Parce que c’est un geste de civilisation
➤ Claude Lévi-Strauss (1908-2009)
Qui n’a pas déjà eu le sentiment de domestiquer la nature en retournant méticuleusement ses saucisses ? Dans Le Cru et le Cuit (le premier tome des Mythologiques, 1964), l’anthropologue Claude Lévi-Strauss fait du feu de cuisine le symbole du passage décisif de la nature à la culture chez l’homme. Dans les mythes des peuples autochtones du Brésil, qu’il analyse, il observe que la culture trouve son origine dans le fait de cuire la viande. Le barbecue est un élément de distinction anthropologique, séparant l’homme des animaux, qui ne connaissent pas le plaisir du barbecue et autres cuissons savoureuses de viande. Nous aimons donc le barbecue parce que ce geste nous définit comme civilisation. Rien que ça ! Et pour les amateurs de légumes grillés, nous respectons bien évidemment vos choix gustatifs ; cependant, sachez que votre barbecue végétarien n’exprime pas, « pour la pensée indigène », « l’articulation essentielle de la nature et de la culture ». En effet, vos légumes, parce que cultivés, ont déjà subi une médiation d’origine humaine entre la nature et la culture. Au moment de leur cuisson, ils reçoivent certes un second geste civilisationnel. Mais celui-ci ne possède pas la charge symbolique du barbecue carné, qui opère, pour sa part, une médiation totale entre la nature (la viande) et la culture (le feu). S’il est vrai qu’aujourd’hui, beaucoup d’entre nous ne vont pas à la chasse et qu’il existe une série de médiations avant que nos saucisses n’atterrissent sur nos grills, il n’empêche pas que le barbecue de viande continue de symboliser un geste civilisationnel.
Parce que nous ne voulons pas voir la souffrance animale
➤ Martin Gibert (1974- )
Nous aimons les animaux, et pourtant, nous faisons des barbecues. De nombreux chercheurs ont observé une dissonance cognitive dans notre rapport à la viande. Elle consiste à se soucier des animaux et à ne pas vouloir les voir souffrir… tout en continuant à en manger. La stratégie d’évitement la plus répandue consiste à séparer le steak de son origine animale, d’après le philosophe en éthique animale Martin Gibert dans Voir son steak comme un animal mort (Lux Éditeur, 2015). Nous rivalisons d’imagination pour dissimuler la souffrance animale. Nous persistons dans un déni de cette souffrance qui nous met mal à l’aise. En effet, depuis la Déclaration de Cambridge sur la conscience animale de 2012, nous ne pouvons plus ignorer le consensus neuroscientifique sur l’existence d’une conscience chez les animaux non humains et, par suite, d’une capacité à ressentir le plaisir… de même que la souffrance. Dès lors, le véganisme, soit le fait de ne pas consommer de produits d’origine animale, se présente comme une option éthique pour résoudre cette dissonance cognitive. Le philosophe se prend lui-même en exemple, confessant qu’il aimait tant les grillades estivales : « J’aime la viande. L’été venu, lorsque l’odeur des barbecues envahit les ruelles de Montréal, je ravale ma salive. » Il en est pourtant revenu depuis qu’il a pris conscience que ces grillades relèvent d’un « carnisme ordinaire » qui vise à normaliser la consommation de viande et à masquer la souffrance que sa production génère. Vous penserez à nos amies les vaches la prochaine fois que vous dégusterez votre bifteck grillé…

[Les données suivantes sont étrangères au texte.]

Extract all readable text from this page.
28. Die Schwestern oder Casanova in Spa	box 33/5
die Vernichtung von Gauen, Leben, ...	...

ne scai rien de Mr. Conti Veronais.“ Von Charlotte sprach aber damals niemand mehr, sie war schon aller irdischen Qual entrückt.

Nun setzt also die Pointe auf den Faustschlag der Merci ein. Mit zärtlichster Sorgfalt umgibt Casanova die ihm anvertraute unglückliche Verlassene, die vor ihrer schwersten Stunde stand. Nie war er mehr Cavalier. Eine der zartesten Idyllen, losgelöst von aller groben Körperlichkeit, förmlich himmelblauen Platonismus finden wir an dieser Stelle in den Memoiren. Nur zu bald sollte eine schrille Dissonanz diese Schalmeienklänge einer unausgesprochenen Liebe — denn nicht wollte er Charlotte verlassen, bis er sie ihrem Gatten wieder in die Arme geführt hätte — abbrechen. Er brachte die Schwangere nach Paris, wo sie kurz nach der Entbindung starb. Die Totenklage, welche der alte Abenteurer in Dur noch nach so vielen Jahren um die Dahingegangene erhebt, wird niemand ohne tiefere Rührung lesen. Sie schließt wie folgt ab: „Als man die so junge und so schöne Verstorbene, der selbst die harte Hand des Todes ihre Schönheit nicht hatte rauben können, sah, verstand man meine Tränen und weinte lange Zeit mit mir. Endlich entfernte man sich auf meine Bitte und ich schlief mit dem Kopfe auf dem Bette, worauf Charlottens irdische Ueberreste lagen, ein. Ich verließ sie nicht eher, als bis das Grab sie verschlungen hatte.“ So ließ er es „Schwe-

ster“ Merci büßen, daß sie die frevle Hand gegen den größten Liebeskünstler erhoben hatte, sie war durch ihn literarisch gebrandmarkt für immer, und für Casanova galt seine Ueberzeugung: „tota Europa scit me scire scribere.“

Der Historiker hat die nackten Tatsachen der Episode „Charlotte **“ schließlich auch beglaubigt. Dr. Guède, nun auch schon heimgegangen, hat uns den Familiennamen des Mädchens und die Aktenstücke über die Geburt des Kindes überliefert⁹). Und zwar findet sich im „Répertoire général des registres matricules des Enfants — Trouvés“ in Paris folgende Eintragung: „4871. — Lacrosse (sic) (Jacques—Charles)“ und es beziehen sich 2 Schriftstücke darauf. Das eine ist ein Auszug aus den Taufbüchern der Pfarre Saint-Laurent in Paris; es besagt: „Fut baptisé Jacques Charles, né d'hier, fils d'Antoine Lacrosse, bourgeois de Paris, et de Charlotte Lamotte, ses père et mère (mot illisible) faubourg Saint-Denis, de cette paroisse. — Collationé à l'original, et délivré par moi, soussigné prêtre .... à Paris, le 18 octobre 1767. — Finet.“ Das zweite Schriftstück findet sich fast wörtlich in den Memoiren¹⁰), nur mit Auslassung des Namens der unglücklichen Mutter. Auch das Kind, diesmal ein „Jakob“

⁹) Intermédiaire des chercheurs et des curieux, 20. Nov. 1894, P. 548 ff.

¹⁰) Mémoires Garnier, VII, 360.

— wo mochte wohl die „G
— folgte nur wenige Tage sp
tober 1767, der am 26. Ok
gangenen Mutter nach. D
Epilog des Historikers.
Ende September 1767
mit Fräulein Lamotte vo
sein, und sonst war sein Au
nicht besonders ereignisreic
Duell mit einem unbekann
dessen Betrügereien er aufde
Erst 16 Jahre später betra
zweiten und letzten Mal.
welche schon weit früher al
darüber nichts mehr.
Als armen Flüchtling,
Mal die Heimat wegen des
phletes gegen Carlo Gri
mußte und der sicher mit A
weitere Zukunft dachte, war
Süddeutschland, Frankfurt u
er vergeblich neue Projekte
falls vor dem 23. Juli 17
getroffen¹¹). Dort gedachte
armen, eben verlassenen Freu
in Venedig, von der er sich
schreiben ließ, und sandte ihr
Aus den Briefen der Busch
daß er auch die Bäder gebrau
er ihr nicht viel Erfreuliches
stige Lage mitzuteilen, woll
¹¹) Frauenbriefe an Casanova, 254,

Parce que nous sommes prisonniers de nos prérogatives de genre
➤ Carol J. Adams (1951- )
Nous aimons le barbecue parce que nous prenons plaisir à la mise en scène de nos rôles genrés : Monsieur au barbecue, et Madame… sur le grill ? Dans La Politique sexuelle de la viande. Une théorie critique féministe végane (deux traductions, celle du Passager clandestin et celle des Éditions du remue-ménage, 2025), Carol J. Adams affirme que le barbecue est le lieu d’une célébration de la violence masculine, sur les femmes et les animaux, présentée comme sexy et… goûteuse. Les publicités pour le barbecue aux États-Unis, qu’elle analyse, regorgent d’images misogynes et sexistes qui relèvent selon elle d’une « anthropornographie ». Elle a créé ce néologisme en 2003 dans The Pornography of Meat (Bloomsbury, non traduit, réédité en 2020). Il désigne la sexualisation et la féminisation des animaux fermiers qui s’intriquent avec l’animalisation des femmes. D’après la philosophe, le barbecue est l’exemple le plus frappant de l’anthropornographie. Elle identifie trois étapes à cette tendance. D’abord, l’objectivation consiste à réduire femmes et animaux à des objets dont la volonté et l’identité sont annihilés. Ensuite, la fragmentation est le démembrement des corps des femmes et des animaux, par la pornographie pour les premières et par le travail de boucherie pour les seconds. Enfin, consommations sexuelle et culinaire finissent par se confondre dans l’imaginaire patriarcal du viol et dans la consommation littérale de viande, atteignant un paroxysme d’oppression à l’encontre de ces corps objectivés de femmes animales et d’animaux féminisés. Elle pense donc l’intrication du spécisme, soit le fait de penser la supériorité de l’espèce humaine sur les autres, et du sexisme, soit le fait de penser la supériorité de l’homme sur la femme. Et s’il était temps de réinventer l’imaginaire du barbecue ?

17.05.2025 à 08:00
Entretien avec Jean Echenoz : “Je ne crois guère au salut”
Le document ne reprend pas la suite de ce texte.